I see them whenever I’m sitting in the driver’s seat.
The skeleton is from a Playmobile pirate set. I found it (I can’t say if it’s a he or a she, since I’m not the kind of anthropologist who knows a male pelvis from a female pelvis) at the mega super thrift clearance center, along with a canon and one or two pirates from the set. (Those went to a kid that the Lady of the House knows.)
In the middle is Kwan Yin. According to http://www.religionfacts.com/buddhism/beings/kuan-yin,
In Buddhism, Kuan Yin (also spelled Guan Yin, Kwan Yin) is the bodhisattva of compassion venerated by East Asian Buddhists. Commonly known as the Goddess of Mercy, Kuan Yin is also revered by Chinese Taoists as an Immortal. The name Kuan Yin is short for Kuan Shih Yin (Guan Shi Yin) which means “Observing the Sounds of the World”.
Due to her symbolising compassion, in East Asia Kuan Yin is associated with vegetarianism. Chinese vegetarian restaurants are generally decorated with her image, and she appears in most Buddhist vegetarian pamphlets and magazines.
I first learned about Kwan Yin when I went to Malaysia. I was told women pray to her for healing of the female organs. I got this statue for $1 too, at a second hand store in Taos.

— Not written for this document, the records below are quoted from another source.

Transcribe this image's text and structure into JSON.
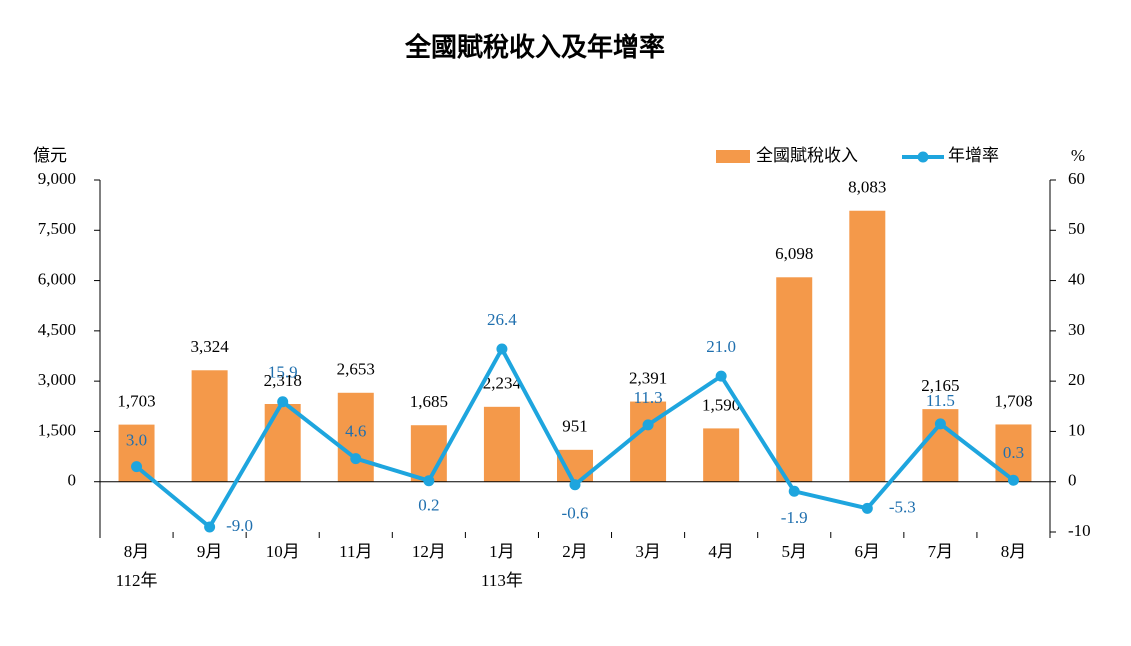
{
  "chart_data": {
    "type": "bar-line",
    "title": "全國賦稅收入及年增率",
    "y_label": "億元",
    "y2_label": "%",
    "categories": [
      "8月",
      "9月",
      "10月",
      "11月",
      "12月",
      "1月",
      "2月",
      "3月",
      "4月",
      "5月",
      "6月",
      "7月",
      "8月"
    ],
    "category_sublabels": [
      "112年",
      null,
      null,
      null,
      null,
      "113年",
      null,
      null,
      null,
      null,
      null,
      null,
      null
    ],
    "series": [
      {
        "name": "全國賦稅收入",
        "type": "bar",
        "color": "#f4994a",
        "values": [
          1703,
          3324,
          2318,
          2653,
          1685,
          2234,
          951,
          2391,
          1590,
          6098,
          8083,
          2165,
          1708
        ],
        "value_labels": [
          "1,703",
          "3,324",
          "2,318",
          "2,653",
          "1,685",
          "2,234",
          "951",
          "2,391",
          "1,590",
          "6,098",
          "8,083",
          "2,165",
          "1,708"
        ]
      },
      {
        "name": "年增率",
        "type": "line",
        "axis": "y2",
        "color": "#1ea5de",
        "label_color": "#1f6fae",
        "values": [
          3.0,
          -9.0,
          15.9,
          4.6,
          0.2,
          26.4,
          -0.6,
          11.3,
          21.0,
          -1.9,
          -5.3,
          11.5,
          0.3
        ],
        "value_labels": [
          "3.0",
          "-9.0",
          "15.9",
          "4.6",
          "0.2",
          "26.4",
          "-0.6",
          "11.3",
          "21.0",
          "-1.9",
          "-5.3",
          "11.5",
          "0.3"
        ]
      }
    ],
    "ylim": [
      -1500,
      9000
    ],
    "yticks": [
      0,
      {
        "value": 1500,
        "label": "1,500"
      },
      {
        "value": 3000,
        "label": "3,000"
      },
      {
        "value": 4500,
        "label": "4,500"
      },
      {
        "value": 6000,
        "label": "6,000"
      },
      {
        "value": 7500,
        "label": "7,500"
      },
      {
        "value": 9000,
        "label": "9,000"
      }
    ],
    "y2lim": [
      -10,
      60
    ],
    "y2ticks": [
      -10,
      0,
      10,
      20,
      30,
      40,
      50,
      60
    ]
  }
}
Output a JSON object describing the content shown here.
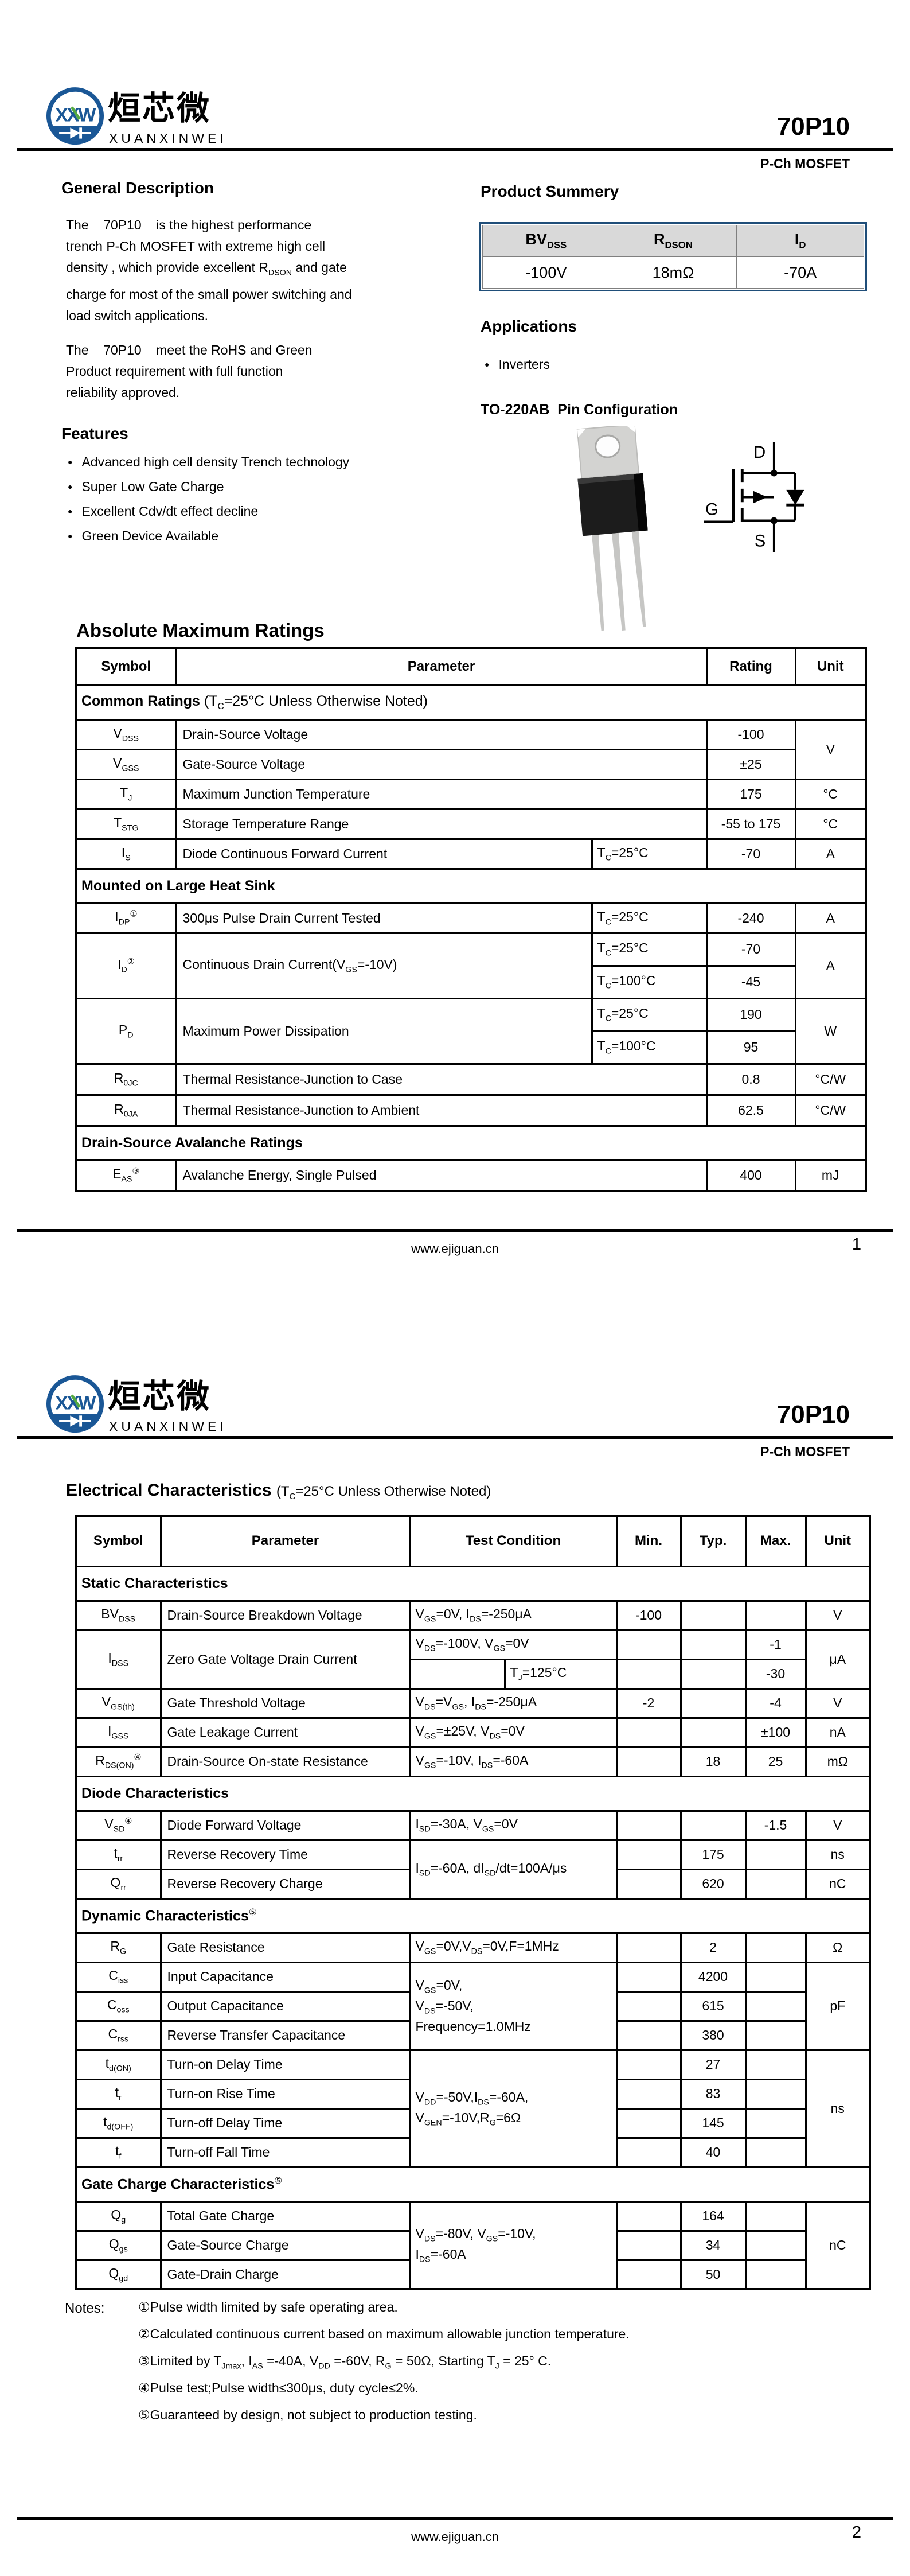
{
  "colors": {
    "logo_blue": "#1a5796",
    "logo_green": "#54a93f",
    "summary_border": "#1f4e79",
    "summary_header_bg": "#d9d9d9",
    "table_border": "#000000"
  },
  "header": {
    "monogram": "XXW",
    "brand_zh": "烜芯微",
    "brand_en": "XUANXINWEI",
    "part_number": "70P10",
    "device_type": "P-Ch MOSFET"
  },
  "footer": {
    "url": "www.ejiguan.cn",
    "page1_number": "1",
    "page2_number": "2"
  },
  "page1": {
    "general_description": {
      "title": "General Description",
      "para1_html": "The    70P10    is the highest performance<br>trench P-Ch MOSFET with extreme high cell<br>density , which provide excellent R<sub>DSON</sub> and gate<br>charge  for most of the small power switching and<br>load  switch applications.",
      "para2_html": "The    70P10    meet the RoHS and Green<br>Product  requirement with full function<br>reliability approved."
    },
    "product_summary": {
      "title": "Product Summery",
      "col1_html": "BV<sub>DSS</sub>",
      "col2_html": "R<sub>DSON</sub>",
      "col3_html": "I<sub>D</sub>",
      "val1": "-100V",
      "val2": "18mΩ",
      "val3": "-70A"
    },
    "applications": {
      "title": "Applications",
      "item1": "Inverters"
    },
    "features": {
      "title": "Features",
      "item1": "Advanced high cell density Trench technology",
      "item2": "Super Low Gate Charge",
      "item3": "Excellent Cdv/dt effect decline",
      "item4": "Green Device Available"
    },
    "pin_config": {
      "title": "TO-220AB  Pin Configuration",
      "drain_label": "D",
      "gate_label": "G",
      "source_label": "S"
    },
    "abs_max": {
      "title": "Absolute Maximum Ratings",
      "headers": {
        "symbol": "Symbol",
        "parameter": "Parameter",
        "rating": "Rating",
        "unit": "Unit"
      },
      "sections": {
        "common_html": "<b>Common Ratings</b> (T<sub>C</sub>=25°C Unless Otherwise Noted)",
        "heatsink_html": "<b>Mounted on Large Heat Sink</b>",
        "avalanche_html": "<b>Drain-Source Avalanche Ratings</b>"
      },
      "rows": {
        "vdss": {
          "sym_html": "V<sub>DSS</sub>",
          "param": "Drain-Source Voltage",
          "rating": "-100",
          "unit": "V"
        },
        "vgss": {
          "sym_html": "V<sub>GSS</sub>",
          "param": "Gate-Source Voltage",
          "rating": "±25"
        },
        "tj": {
          "sym_html": "T<sub>J</sub>",
          "param": "Maximum Junction Temperature",
          "rating": "175",
          "unit": "°C"
        },
        "tstg": {
          "sym_html": "T<sub>STG</sub>",
          "param": "Storage Temperature Range",
          "rating": "-55 to 175",
          "unit": "°C"
        },
        "is": {
          "sym_html": "I<sub>S</sub>",
          "param": "Diode Continuous Forward Current",
          "cond_html": "T<sub>C</sub>=25°C",
          "rating": "-70",
          "unit": "A"
        },
        "idp": {
          "sym_html": "I<sub>DP</sub><sup>①</sup>",
          "param": "300μs Pulse Drain Current Tested",
          "cond_html": "T<sub>C</sub>=25°C",
          "rating": "-240",
          "unit": "A"
        },
        "id": {
          "sym_html": "I<sub>D</sub><sup>②</sup>",
          "param_html": "Continuous Drain Current(V<sub>GS</sub>=-10V)",
          "cond1_html": "T<sub>C</sub>=25°C",
          "rating1": "-70",
          "cond2_html": "T<sub>C</sub>=100°C",
          "rating2": "-45",
          "unit": "A"
        },
        "pd": {
          "sym_html": "P<sub>D</sub>",
          "param": "Maximum Power Dissipation",
          "cond1_html": "T<sub>C</sub>=25°C",
          "rating1": "190",
          "cond2_html": "T<sub>C</sub>=100°C",
          "rating2": "95",
          "unit": "W"
        },
        "rthjc": {
          "sym_html": "R<sub>θJC</sub>",
          "param": "Thermal Resistance-Junction to Case",
          "rating": "0.8",
          "unit": "°C/W"
        },
        "rthja": {
          "sym_html": "R<sub>θJA</sub>",
          "param": "Thermal Resistance-Junction to Ambient",
          "rating": "62.5",
          "unit": "°C/W"
        },
        "eas": {
          "sym_html": "E<sub>AS</sub><sup>③</sup>",
          "param": "Avalanche Energy, Single Pulsed",
          "rating": "400",
          "unit": "mJ"
        }
      }
    }
  },
  "page2": {
    "elec": {
      "title": "Electrical Characteristics",
      "subtitle_html": "(T<sub>C</sub>=25°C Unless Otherwise Noted)",
      "headers": {
        "symbol": "Symbol",
        "parameter": "Parameter",
        "test_condition": "Test Condition",
        "min": "Min.",
        "typ": "Typ.",
        "max": "Max.",
        "unit": "Unit"
      },
      "sections": {
        "static_html": "<b>Static Characteristics</b>",
        "diode_html": "<b>Diode Characteristics</b>",
        "dynamic_html": "<b>Dynamic Characteristics</b><sup>⑤</sup>",
        "gate_charge_html": "<b>Gate Charge Characteristics</b><sup>⑤</sup>"
      },
      "rows": {
        "bvdss": {
          "sym_html": "BV<sub>DSS</sub>",
          "param": "Drain-Source Breakdown Voltage",
          "cond_html": "V<sub>GS</sub>=0V, I<sub>DS</sub>=-250μA",
          "min": "-100",
          "unit": "V"
        },
        "idss": {
          "sym_html": "I<sub>DSS</sub>",
          "param": "Zero Gate Voltage Drain Current",
          "cond1_html": "V<sub>DS</sub>=-100V, V<sub>GS</sub>=0V",
          "max1": "-1",
          "cond2_html": "T<sub>J</sub>=125°C",
          "max2": "-30",
          "unit": "μA"
        },
        "vgsth": {
          "sym_html": "V<sub>GS(th)</sub>",
          "param": "Gate Threshold Voltage",
          "cond_html": "V<sub>DS</sub>=V<sub>GS</sub>, I<sub>DS</sub>=-250μA",
          "min": "-2",
          "max": "-4",
          "unit": "V"
        },
        "igss": {
          "sym_html": "I<sub>GSS</sub>",
          "param": "Gate Leakage Current",
          "cond_html": "V<sub>GS</sub>=±25V, V<sub>DS</sub>=0V",
          "max": "±100",
          "unit": "nA"
        },
        "rdson": {
          "sym_html": "R<sub>DS(ON)</sub><sup>④</sup>",
          "param": "Drain-Source On-state Resistance",
          "cond_html": "V<sub>GS</sub>=-10V, I<sub>DS</sub>=-60A",
          "typ": "18",
          "max": "25",
          "unit": "mΩ"
        },
        "vsd": {
          "sym_html": "V<sub>SD</sub><sup>④</sup>",
          "param": "Diode Forward Voltage",
          "cond_html": "I<sub>SD</sub>=-30A, V<sub>GS</sub>=0V",
          "max": "-1.5",
          "unit": "V"
        },
        "trr": {
          "sym_html": "t<sub>rr</sub>",
          "param": "Reverse Recovery Time",
          "cond_html": "I<sub>SD</sub>=-60A, dI<sub>SD</sub>/dt=100A/μs",
          "typ": "175",
          "unit": "ns"
        },
        "qrr": {
          "sym_html": "Q<sub>rr</sub>",
          "param": "Reverse Recovery Charge",
          "typ": "620",
          "unit": "nC"
        },
        "rg": {
          "sym_html": "R<sub>G</sub>",
          "param": "Gate Resistance",
          "cond_html": "V<sub>GS</sub>=0V,V<sub>DS</sub>=0V,F=1MHz",
          "typ": "2",
          "unit": "Ω"
        },
        "ciss": {
          "sym_html": "C<sub>iss</sub>",
          "param": "Input Capacitance",
          "cond_html": "V<sub>GS</sub>=0V,<br>V<sub>DS</sub>=-50V,<br>Frequency=1.0MHz",
          "typ": "4200",
          "unit": "pF"
        },
        "coss": {
          "sym_html": "C<sub>oss</sub>",
          "param": "Output Capacitance",
          "typ": "615"
        },
        "crss": {
          "sym_html": "C<sub>rss</sub>",
          "param": "Reverse Transfer Capacitance",
          "typ": "380"
        },
        "tdon": {
          "sym_html": "t<sub>d(ON)</sub>",
          "param": "Turn-on Delay Time",
          "cond_html": "V<sub>DD</sub>=-50V,I<sub>DS</sub>=-60A,<br>V<sub>GEN</sub>=-10V,R<sub>G</sub>=6Ω",
          "typ": "27",
          "unit": "ns"
        },
        "tr": {
          "sym_html": "t<sub>r</sub>",
          "param": "Turn-on Rise Time",
          "typ": "83"
        },
        "tdoff": {
          "sym_html": "t<sub>d(OFF)</sub>",
          "param": "Turn-off Delay Time",
          "typ": "145"
        },
        "tf": {
          "sym_html": "t<sub>f</sub>",
          "param": "Turn-off Fall Time",
          "typ": "40"
        },
        "qg": {
          "sym_html": "Q<sub>g</sub>",
          "param": "Total Gate Charge",
          "cond_html": "V<sub>DS</sub>=-80V, V<sub>GS</sub>=-10V,<br>I<sub>DS</sub>=-60A",
          "typ": "164",
          "unit": "nC"
        },
        "qgs": {
          "sym_html": "Q<sub>gs</sub>",
          "param": "Gate-Source Charge",
          "typ": "34"
        },
        "qgd": {
          "sym_html": "Q<sub>gd</sub>",
          "param": "Gate-Drain Charge",
          "typ": "50"
        }
      }
    },
    "notes": {
      "label": "Notes:",
      "n1_html": "①Pulse width limited by safe operating area.",
      "n2_html": "②Calculated continuous current based on maximum allowable  junction temperature.",
      "n3_html": "③Limited by T<sub>Jmax</sub>, I<sub>AS</sub> =-40A, V<sub>DD</sub> =-60V, R<sub>G</sub> = 50Ω, Starting T<sub>J</sub> = 25°  C.",
      "n4_html": "④Pulse test;Pulse width≤300μs, duty cycle≤2%.",
      "n5_html": "⑤Guaranteed by design, not subject to production testing."
    }
  }
}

Next to Kwan Yin is a guardian angel that I got from a woman selling at the Bridge. She had a $1 table, and the guardian angel was on it. I didn’t have many dollars at the time, but I figured I needed all the protection I could get, so I bought the angel. She reminds me of the little statues my grandmother and great-grandmother displayed when I was a kid. We kids were never allowed to touch the breakable figurines, so I think it’s kind of cool to keep something similar on my dash. The guardian angel must be tough because she hasn’t broken yet. She was actually my first figurine and survived the move from my last van to my current van. (I think any guardian angel of mine better by tough, because it must be a hard job to keep me safe.)
Next to the angel is a yellow question mark flecked with glitter. I also rescued it from the mega super thrift clearance center. It was part of some board game, but I thought it was pretty cool on its own. It’s a constant reminder for me to question.
Behind Kwan Yin is a Navajo vase one of my vendor friends at the Bridge gave me. He’s not Navajo, and he doesn’t make the vases; he buys them from Navajo women and resells them. This one had some problem with the glaze, so he gave it to me. The dried flowers in it were given to me by one of youngest friends, a delightfully funny girl I knew at the Bridge when she was five, the summer before she started kindergarten.
I can’t say that I actually believe any of these objects offer me protection. They’re more like good luck charms, although I don’t know if I believe in luck. (Lately, whenever something unfortunate happens to me, I do think about the three mirrors I broke in the span of three months last winter and wonder if maybe bad luck does exist.) I guess more than anything, they offer me comfort. The angel reminds me of my foremothers. Kwan Yin reminds me to treat others with compassion and mercy.The skeleton represents all things Grateful Dead to me. The question mark reminds me to keep searching and asking. And the vase makes me think of my friends.